Uncheck "Eval source".


Seems like it would be interesting to use as a cheap form of JS obfuscation.


Even 'alert(1)' produces over 500 chars. Imagine running a proper app trough this. It's hardly cheap.


cheap as in stupidly simple, relatively computationally inexpensive and largely ineffective. Not as in having a low storage overhead.


It's probably easier (and much smaller) to put all js in a file, convert it to a data-URI and add it into the html.

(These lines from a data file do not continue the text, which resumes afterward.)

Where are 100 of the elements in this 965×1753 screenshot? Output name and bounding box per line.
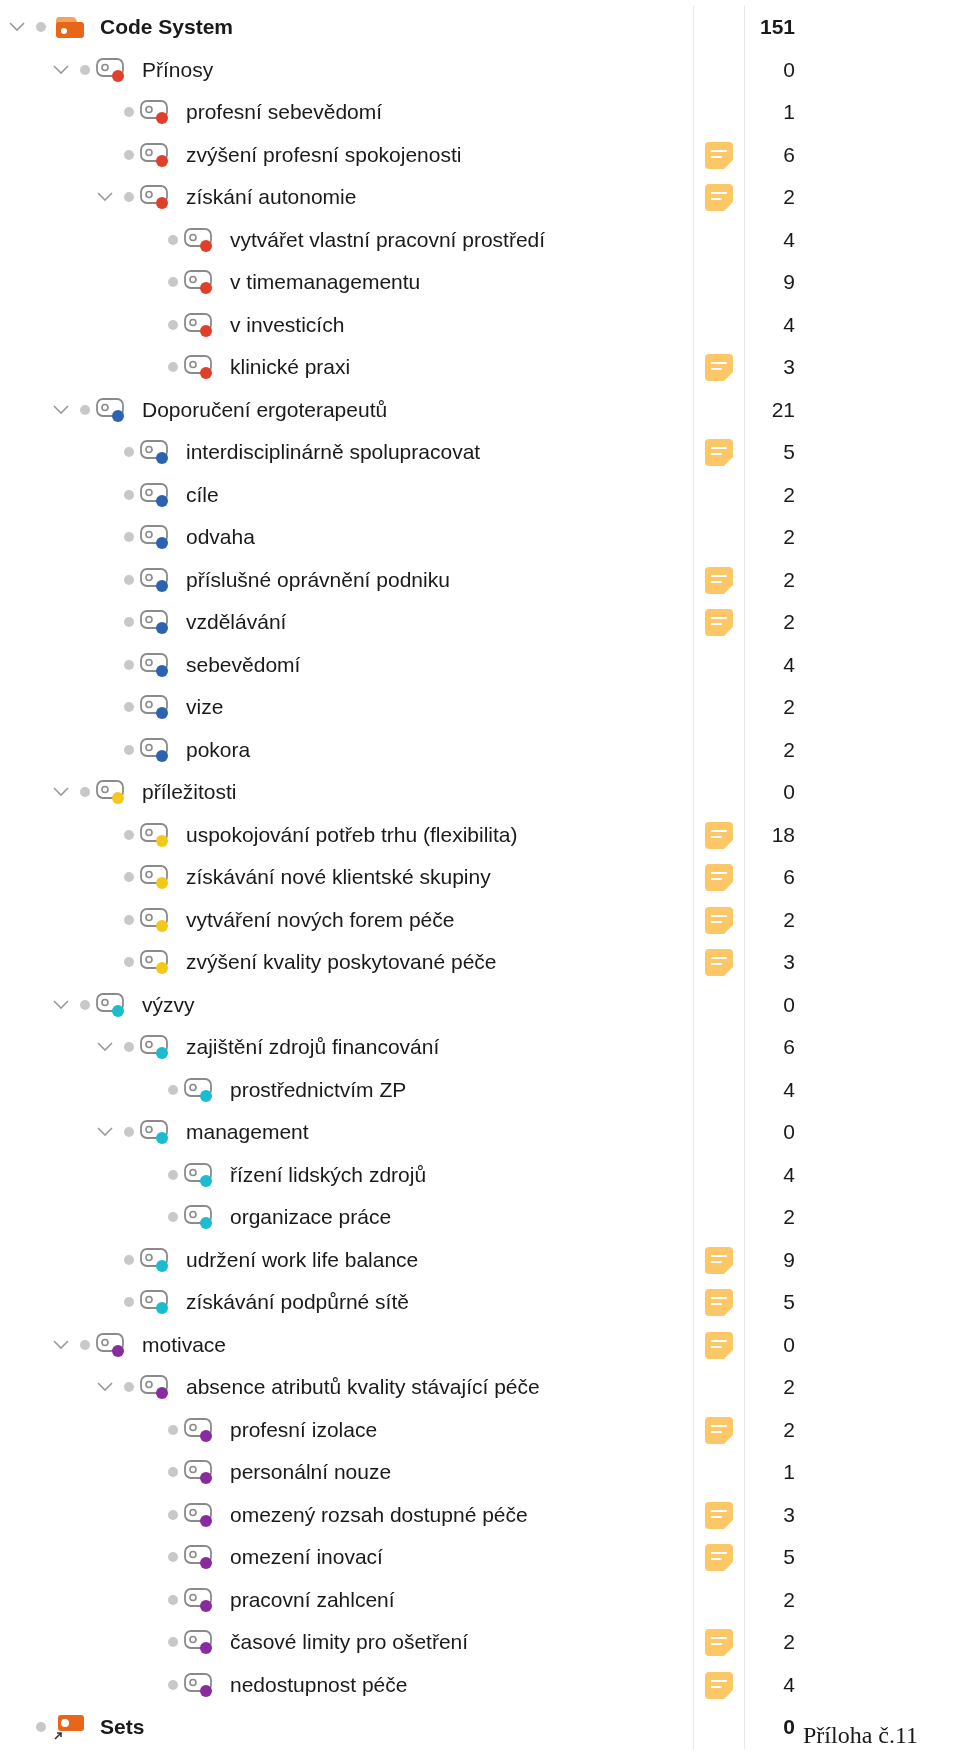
memo-icon[interactable] — [704, 819, 734, 850]
code-label[interactable]: vize — [186, 695, 224, 720]
count-text: 3 — [783, 950, 795, 975]
memo-icon[interactable] — [704, 1329, 734, 1360]
dot-icon — [168, 1679, 178, 1690]
code-label[interactable]: klinické praxi — [230, 355, 351, 380]
code-label[interactable]: zajištění zdrojů financování — [186, 1035, 440, 1060]
chevron-down-icon[interactable] — [96, 1381, 114, 1394]
code-label[interactable]: vytváření nových forem péče — [186, 907, 455, 932]
dot-icon — [168, 1552, 178, 1563]
code-icon — [140, 482, 168, 502]
code-icon — [140, 1375, 168, 1395]
code-label[interactable]: absence atributů kvality stávající péče — [186, 1375, 540, 1400]
code-label[interactable]: odvaha — [186, 525, 255, 550]
count-text: 2 — [783, 1375, 795, 1400]
code-label[interactable]: v investicích — [230, 312, 345, 337]
code-label[interactable]: prostřednictvím ZP — [230, 1077, 407, 1102]
code-label[interactable]: v timemanagementu — [230, 270, 421, 295]
code-label[interactable]: zvýšení kvality poskytované péče — [186, 950, 497, 975]
code-label[interactable]: Doporučení ergoterapeutů — [142, 397, 388, 422]
code-label[interactable]: příslušné oprávnění podniku — [186, 567, 450, 592]
chevron-down-icon[interactable] — [52, 786, 70, 799]
code-label[interactable]: Sets — [100, 1715, 145, 1740]
code-label[interactable]: sebevědomí — [186, 652, 301, 677]
chevron-down-icon[interactable] — [52, 403, 70, 416]
dot-icon — [124, 1042, 134, 1053]
memo-icon[interactable] — [704, 352, 734, 383]
code-label[interactable]: management — [186, 1120, 309, 1145]
memo-icon[interactable] — [704, 182, 734, 213]
code-label[interactable]: profesní izolace — [230, 1417, 378, 1442]
code-label[interactable]: získávání podpůrné sítě — [186, 1290, 409, 1315]
dot-icon — [124, 914, 134, 925]
caption-text: Příloha č.11 — [803, 1721, 919, 1749]
memo-icon[interactable] — [704, 607, 734, 638]
dot-icon — [124, 532, 134, 543]
code-label[interactable]: motivace — [142, 1332, 227, 1357]
code-label[interactable]: cíle — [186, 482, 219, 507]
count-text: 2 — [783, 185, 795, 210]
count-text: 2 — [783, 1587, 795, 1612]
code-label[interactable]: Přínosy — [142, 57, 214, 82]
code-label[interactable]: profesní sebevědomí — [186, 100, 383, 125]
memo-icon[interactable] — [704, 1627, 734, 1658]
dot-icon — [168, 277, 178, 288]
code-label[interactable]: výzvy — [142, 992, 195, 1017]
code-label[interactable]: interdisciplinárně spolupracovat — [186, 440, 481, 465]
count-text: 2 — [783, 1417, 795, 1442]
code-label[interactable]: organizace práce — [230, 1205, 392, 1230]
code-label[interactable]: udržení work life balance — [186, 1247, 419, 1272]
count-text: 6 — [783, 142, 795, 167]
memo-icon[interactable] — [704, 1414, 734, 1445]
memo-icon[interactable] — [704, 1287, 734, 1318]
code-label[interactable]: nedostupnost péče — [230, 1672, 408, 1697]
count-text: 4 — [783, 1672, 795, 1697]
code-icon — [184, 1630, 212, 1650]
memo-icon[interactable] — [704, 1499, 734, 1530]
dot-icon — [168, 1637, 178, 1648]
chevron-down-icon[interactable] — [96, 1126, 114, 1139]
code-label[interactable]: příležitosti — [142, 780, 237, 805]
chevron-down-icon[interactable] — [8, 21, 26, 34]
count-text: 5 — [783, 1290, 795, 1315]
code-label[interactable]: získání autonomie — [186, 185, 357, 210]
memo-icon[interactable] — [704, 1669, 734, 1700]
memo-icon[interactable] — [704, 947, 734, 978]
memo-icon[interactable] — [704, 862, 734, 893]
code-icon — [96, 1332, 124, 1352]
count-text: 9 — [783, 1247, 795, 1272]
code-label[interactable]: personální nouze — [230, 1460, 392, 1485]
code-label[interactable]: uspokojování potřeb trhu (flexibilita) — [186, 822, 518, 847]
chevron-down-icon[interactable] — [96, 191, 114, 204]
code-label[interactable]: zvýšení profesní spokojenosti — [186, 142, 462, 167]
chevron-down-icon[interactable] — [52, 998, 70, 1011]
memo-icon[interactable] — [704, 904, 734, 935]
memo-icon[interactable] — [704, 139, 734, 170]
memo-icon[interactable] — [704, 564, 734, 595]
dot-icon — [124, 574, 134, 585]
code-icon — [140, 652, 168, 672]
code-label[interactable]: pokora — [186, 737, 251, 762]
code-label[interactable]: pracovní zahlcení — [230, 1587, 395, 1612]
count-text: 4 — [783, 227, 795, 252]
code-icon — [184, 312, 212, 332]
code-icon — [140, 907, 168, 927]
code-label[interactable]: omezený rozsah dostupné péče — [230, 1502, 528, 1527]
dot-icon — [168, 1424, 178, 1435]
code-label[interactable]: vzdělávání — [186, 610, 287, 635]
dot-icon — [124, 149, 134, 160]
code-label[interactable]: vytvářet vlastní pracovní prostředí — [230, 227, 546, 252]
code-label[interactable]: řízení lidských zdrojů — [230, 1162, 427, 1187]
memo-icon[interactable] — [704, 437, 734, 468]
code-icon — [96, 992, 124, 1012]
dot-icon — [168, 234, 178, 245]
code-label[interactable]: omezení inovací — [230, 1545, 383, 1570]
count-text: 4 — [783, 1077, 795, 1102]
chevron-down-icon[interactable] — [52, 1338, 70, 1351]
code-label[interactable]: časové limity pro ošetření — [230, 1630, 469, 1655]
chevron-down-icon[interactable] — [96, 1041, 114, 1054]
code-label[interactable]: Code System — [100, 15, 234, 40]
chevron-down-icon[interactable] — [52, 63, 70, 76]
memo-icon[interactable] — [704, 1244, 734, 1275]
memo-icon[interactable] — [704, 1542, 734, 1573]
code-label[interactable]: získávání nové klientské skupiny — [186, 865, 491, 890]
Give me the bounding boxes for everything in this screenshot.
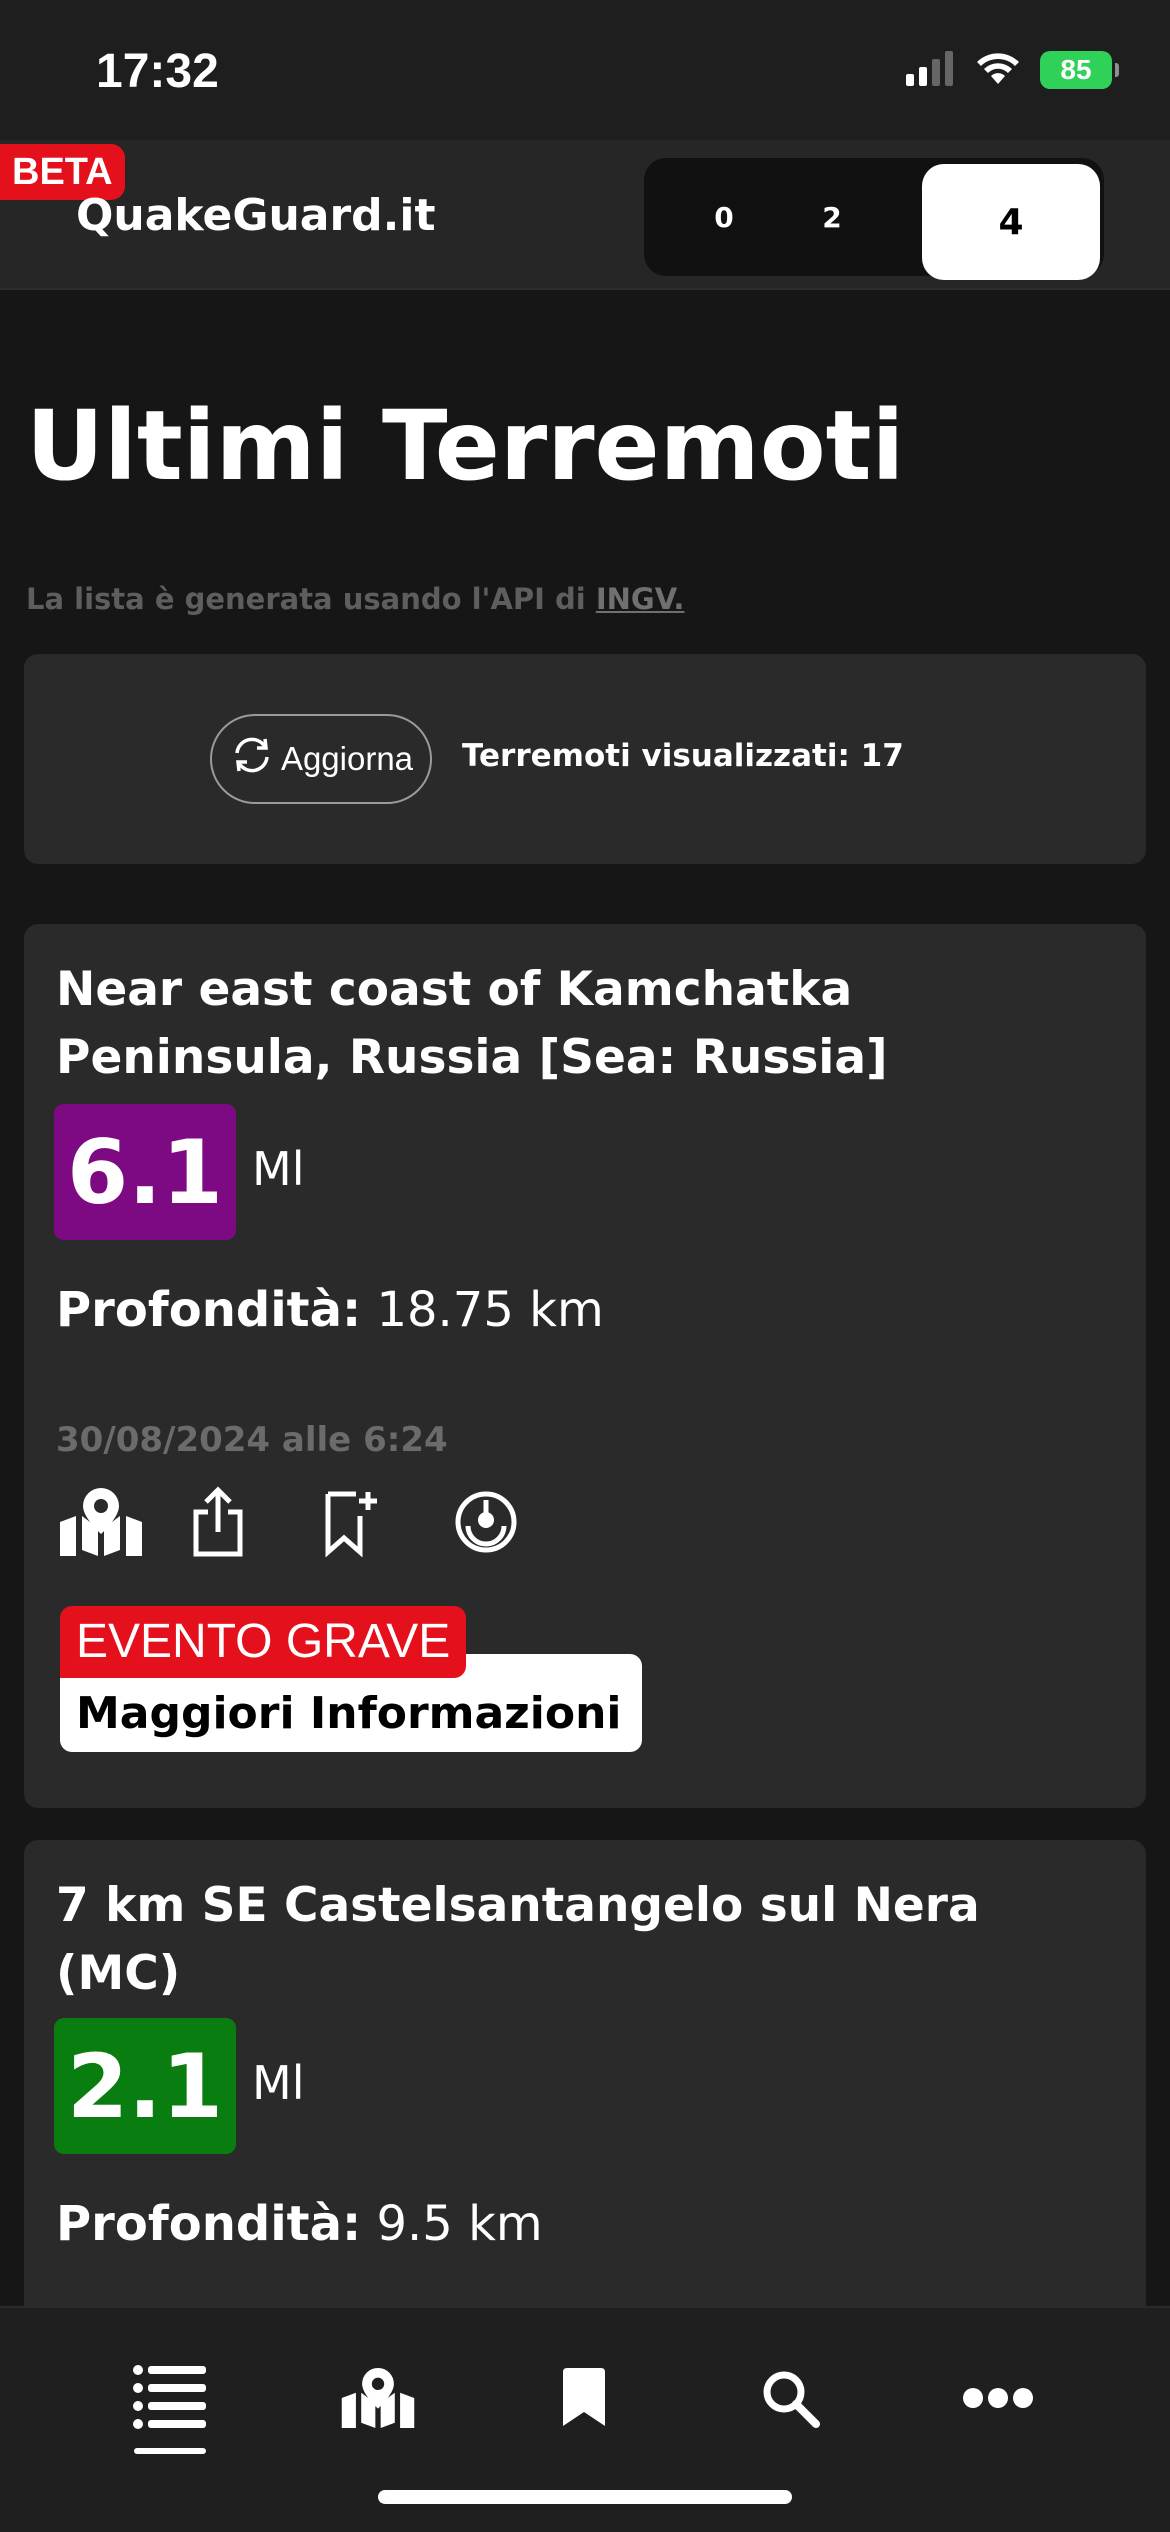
quake-datetime: 30/08/2024 alle 6:24: [56, 1420, 448, 1460]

That isn't obsfucation though.


I don't know if the stuff mentioned here isn't reversable. I never tried it (just with images), wouldn't this not just show a big blob in the HTML file?


It wouldn't be a good way to obfuscate at all! The step before the eval would be completely decipherable.

Also, not cheap!


Here's a quick explanation:

  > []
  []
  > +[]
  0
  > !+[]
  true
  > +!+[]
  1
Lesson: + as a prepend coerces things into numbers

  > 123
  123
  > 123+[]
  "123"
  > ![]
  false
  > ![]+[]
  "false"
Lesson: + as an infix operator between incompatible types coerces everything into strings

  > Function("alert(123)")
  function anonymous() {
  alert(123) 
  }
  > Function("alert(123)")()
  [alerts 123]
Lesson: the Function object can be called with a string to make a function that evaluates that string

  > [].constructor
  function Array() { [native code] }
  > ({}).constructor
  function Object() { [native code] }
  > (function(){}).constructor
  function Function() { [native code] }
  > (function(){}).constructor("alert(123)")()
  [alerts 123]
Lesson: the constructor property returns the type of an object, and this gives you access to the Function object

  > [].filter.constructor
  function Function() { [native code] }
  > []["filter"]["constructor"]
  function Function() { [native code] }
Lesson: an array's "filter" method is a function and has Function as its constructor. Well, duh.

  > [][[]]
  undefined
  > [][[]]+[]
  "undefined"
  > !![]+[]
  "true"
  > ![]+[]
  "false"
  > (!![]+[])[1]
  "r"
  > (!![]+[])[+!+[]]
  "r"
Lesson: we now have the letters adefilnrstu, so we can construct []["filter"].

  > [].filter+[]
  "function filter() { [native code] }"
  > ({})+[]
  "[object Object]"
Lesson: we now have acdefijlnrstuv, so we can write []["filter"]["constructor"] and thus call our pseudo-eval on anything we can make as well.

  > Function("return console")()+[]
  "[object Console]"
  > Function("")+[]
  "function anonymous() {

  }"
  > 0["constructor"]+[]
  "function Number() { [native code] }"
  > '0'["constructor"]+[]
  "function String() { [native code] }"
  > Function("return assert")()+[]
  "function assert(condition, opt_message) {
    'use strict';
    if (!condition) {
      var msg = 'Assertion failed';
      if (opt_message)
        msg = msg + ': ' + opt_message;
      throw new Error(msg);
    }
  }"
Lesson: we now have all the letters we need to make ""["constructor"]["fromCharCode"].

  > String.fromCharCode(74)
  'J'
Lesson: Enjoy the rest of the alphabet. We can now construct arbitrary programs and eval them.


How long will it take till we see a decompiler? :D


Essentially it just builds a new function of a given body text, then eval's it. You could easily check out that source code before eval'ing with a log statement.


It creates a string of code. so it already ecodes.


That's ridiculous. Gotta give you props....


The woe that is Atwood's Law.


IMPORTANT QUESTION:

Why aren't the six special characters defined as follows?

  fuck()


Because that would not be a Turing-complete subset of JavaScript, and this is.


Brainfuck flavor


ihihihih... neat how it deals with gzip?


I just tried it with ZIP format using WinRAR. "alert(1)" encoded and zipped ("best" compression) is 216 bytes vs. "alert(1)" zipped is 162 bytes.